La posibilidad de utilizar el derribo selectivo de una de las fachadas laterales del Mercado del Clot, en Barcelona, con objeto de mejorar el espacio público, dinamizando una zona degradada por la falta de actividad, fue el reto a alcanzar en este interesante proyecto.
El cierre de las paradas exteriores de parte del mercado del Clot, en Barcelona, contribuyó al deterioro del vecino espacio público, motivo por el cual los vecinos y el Instituto Municipal de Mercados de Barcelona plantearon el derribo de dichas paradas. A partir de ese momento se llevó a cabo un trabajo de investigación con el objetivo de profundizar en el conocimiento y evolución del propio mercado, desde su construcción en el año 1889 por el arquitecto Pere Falques, hasta nuestros días, entendiendo y comprendiendo cuál debía ser la mejor manera de actuar y recuperar una fachada que, se intuía, ya no era la original. Se pudo comprobar que había existido una marquesina exterior de menor dimensión que la actual, pero que albergaba de forma similar la tradicional disposición de puestos de venta exterior al edificio.
En el año 1995 se llevó a cabo una intervención general, en la que se modificó la fachada principal, se dotó al mercado de nuevos servicios y se substituyó la marquesina exterior por una nueva que reorganizó todas las paradas y permitió la continuidad, como elemento estructural, con la zona interior del mercado.
A la vista de todo ello, la nueva propuesta planteó la conservación de esta estructura, pese a que no era coetánea a la construcción original del edificio, creando una nueva imagen de la fachada lateral del mercado, generando unos filtros vegetales de calidad en los que se pudieran realizar e impulsar diferentes tipos de actividades relacionadas con el mercado y el vecino barrio, fomentando la sostenibilidad, el comercio y el bienestar social. Se llevó a cabo un derribo selectivo, manteniendo únicamente la estructura metálica primaria de la marquesina como soporte de una pérgola vegetal que, actuando como filtro solar, mejorara el aislamiento térmico y acústico de la calle y el mercado.

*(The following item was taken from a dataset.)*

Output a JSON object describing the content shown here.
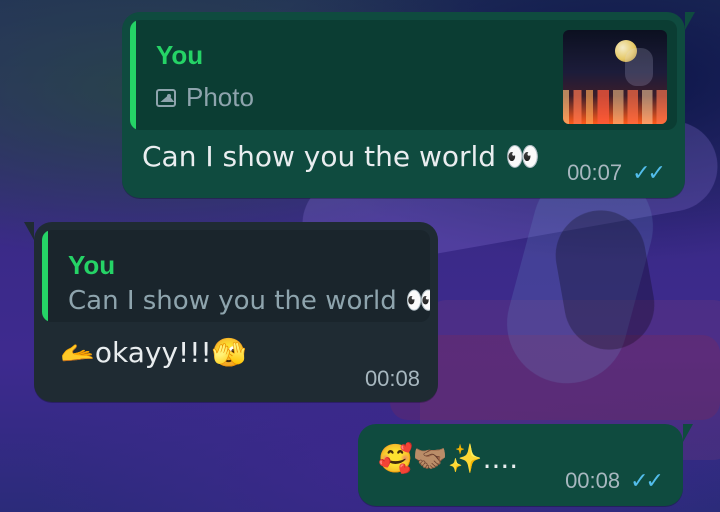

La flexibilidad de la propuesta ha permitido no alterar los puestos de venta que, inicialmente, no pretendían modificar su situación, manteniendo la posibilidad de realizar en un futuro diferentes tipos de configuraciones y/o conexiones entre el interior y exterior tanto a nivel físico como visual, en función de las necesidades de cada momento y de la actividad del mercado.
La estructura metálica existente, que se ha planteado como totalmente vista, dialoga con el resto del edificio y con los nuevos materiales de la nueva propuesta, basada en la presencia del acero inoxidable, sobre el que se propuso adosar unas jardineras y tensores del mismo material que actuaran como soporte de un tipo de vegetación de bajo mantenimiento. Estos tres ejes de la propuesta —estructura existente, vegetación y acero— proporcionan unidad y valor paisajístico a la actuación.